O Teste, de Philipp Christopher (Alemanha) descola do grupo por sua proporção vertical de tela e aproximação formal ao que acostumamos chamar de horror no cinema mainstream – uma escalada de suspense com pistas audiovisuais que desemboca no jumpscare – uma mudança abrupta de plano para assustar o espectador. Seu trunfo é relacionar essa fórmula à descoberta de uma gravidez. Enquanto o medo da maternidade é uma chave de leitura, o curta demonstra que um found footage (um material fílmico encontrado) vertical não traz inovação no conteúdo por si só. O filme se resigna a um término abrupto e clássico. Um aborto, afinal.

Finalizando com mais culpa branca, Deserto Estrangeiro, de Davi Pretto (Rio Grande do Sul) segue o personagem de Mauro Soares. A imigrante africana de Isabél Zuaa, como uma espécie de caronte, o leva a uma jornada ao submundo. A travessia do lago se aproxima da viagem de tantos refugiados africanos, só que no sentido oposto.

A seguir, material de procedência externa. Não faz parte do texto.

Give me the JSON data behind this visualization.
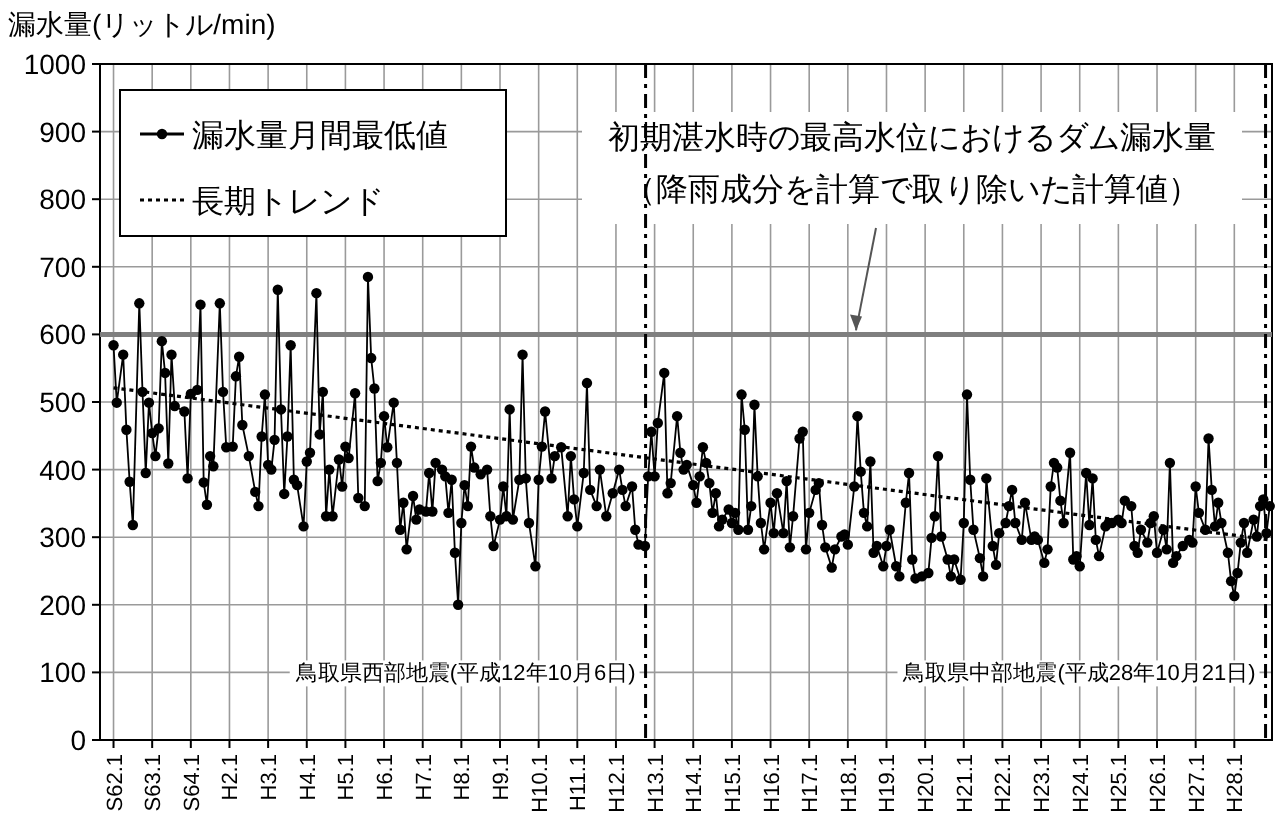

Enquanto os protagonistas partem na esperança de encontrar melhores condições de uma vida na Europa, os refugiados vão para um deserto onde a dor e a morte não param de emergir. As ossadas dos povos oprimidos aparecem no parque quase como uma revolta zumbi. O filme, no entanto, termina em tom emocional de conciliação, crendo justamente na união dessas diferentes forças – o branco que não é reconhecido como europeu mas ainda assim trabalha cuidando de suas propriedades, e a mulher africana ainda em processo de sofrimento e exploração. No fim, ninguém se levanta e nenhum corpo sai da terra. A maldição continua enterrada e, mesmo que haja a reparação individual da alma, não há da matéria.